Felix waited a moment, deep in concentration, before replying.
“Arm band,” he said, stating the obvious.
The sound of his voice made his client stir out of his slumber and open his eyes.
And when the man reclining in the black leather chair looked in my direction, I almost fell off my stool.
I was staring directly into the most deep turquoise blue eyes I had ever seen, and I recognized them because I had seen them before six months earlier in South America.
They were Tim’s.
“I know you,” he said, definitely drunk by the sound of his slurring voice. He attempted to sit up in his chair and turn toward me, but Felix held him down forcefully with his one free hand.

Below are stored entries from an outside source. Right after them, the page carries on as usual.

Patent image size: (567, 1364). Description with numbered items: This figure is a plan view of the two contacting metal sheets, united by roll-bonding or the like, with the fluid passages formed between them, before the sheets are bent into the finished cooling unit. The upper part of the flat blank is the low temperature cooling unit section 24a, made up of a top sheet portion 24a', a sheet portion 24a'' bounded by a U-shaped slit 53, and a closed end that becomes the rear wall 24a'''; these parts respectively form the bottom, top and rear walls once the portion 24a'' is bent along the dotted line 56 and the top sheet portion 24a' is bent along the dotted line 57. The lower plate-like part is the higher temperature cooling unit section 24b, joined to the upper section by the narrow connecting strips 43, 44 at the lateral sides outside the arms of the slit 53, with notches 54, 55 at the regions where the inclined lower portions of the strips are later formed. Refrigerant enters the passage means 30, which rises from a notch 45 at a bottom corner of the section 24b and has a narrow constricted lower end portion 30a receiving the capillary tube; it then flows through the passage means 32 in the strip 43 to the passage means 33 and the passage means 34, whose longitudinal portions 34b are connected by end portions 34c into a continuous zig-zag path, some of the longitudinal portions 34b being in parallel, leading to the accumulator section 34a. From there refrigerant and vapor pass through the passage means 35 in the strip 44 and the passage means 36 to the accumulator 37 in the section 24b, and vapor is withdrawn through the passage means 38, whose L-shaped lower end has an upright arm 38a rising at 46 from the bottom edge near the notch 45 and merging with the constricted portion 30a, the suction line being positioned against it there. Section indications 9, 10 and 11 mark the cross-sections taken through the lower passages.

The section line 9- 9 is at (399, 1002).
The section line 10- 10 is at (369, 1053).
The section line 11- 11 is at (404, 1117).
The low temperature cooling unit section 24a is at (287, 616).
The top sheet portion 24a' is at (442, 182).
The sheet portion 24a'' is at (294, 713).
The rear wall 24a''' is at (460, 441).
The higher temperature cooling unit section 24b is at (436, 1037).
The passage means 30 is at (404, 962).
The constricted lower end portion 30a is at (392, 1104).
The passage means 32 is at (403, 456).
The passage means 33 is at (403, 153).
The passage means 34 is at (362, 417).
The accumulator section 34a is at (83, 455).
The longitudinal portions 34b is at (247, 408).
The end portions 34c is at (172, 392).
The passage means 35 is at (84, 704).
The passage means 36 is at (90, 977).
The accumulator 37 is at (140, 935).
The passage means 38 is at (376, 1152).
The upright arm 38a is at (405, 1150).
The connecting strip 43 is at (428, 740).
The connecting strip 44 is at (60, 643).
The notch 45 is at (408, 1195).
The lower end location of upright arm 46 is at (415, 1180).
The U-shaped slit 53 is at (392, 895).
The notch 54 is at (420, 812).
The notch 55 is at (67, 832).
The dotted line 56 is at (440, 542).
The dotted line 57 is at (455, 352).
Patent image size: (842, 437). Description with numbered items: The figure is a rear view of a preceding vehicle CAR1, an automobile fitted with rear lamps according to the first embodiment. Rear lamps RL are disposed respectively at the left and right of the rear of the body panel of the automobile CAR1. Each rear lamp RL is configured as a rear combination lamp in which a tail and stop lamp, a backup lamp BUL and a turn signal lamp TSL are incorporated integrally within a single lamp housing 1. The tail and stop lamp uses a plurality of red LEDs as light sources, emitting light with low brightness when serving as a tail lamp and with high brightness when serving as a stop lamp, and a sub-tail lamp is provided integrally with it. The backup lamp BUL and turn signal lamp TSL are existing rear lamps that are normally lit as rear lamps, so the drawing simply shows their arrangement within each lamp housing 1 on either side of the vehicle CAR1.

“Please,” Felix commanded.
But Tim propped himself up on the elbow of the arm that wasn’t being tattooed to get a closer look at me.
“I know you!” he said again, sounding pleased with himself for recognizing me. “You’re that girl with the soccer ball. With the hot mom.”
I cringed, thankful that it was relatively dark in the studio other than for the spotlight hanging over Tim’s body for Felix’s benefit.
“I don’t know you, dude,” I said in my coolest voice. “I’ve never seen you before. Sorry.”
“Nah, I know you,” Tim said playfully. “Come on. You’re that rich guy’s kid. The guy on cable.”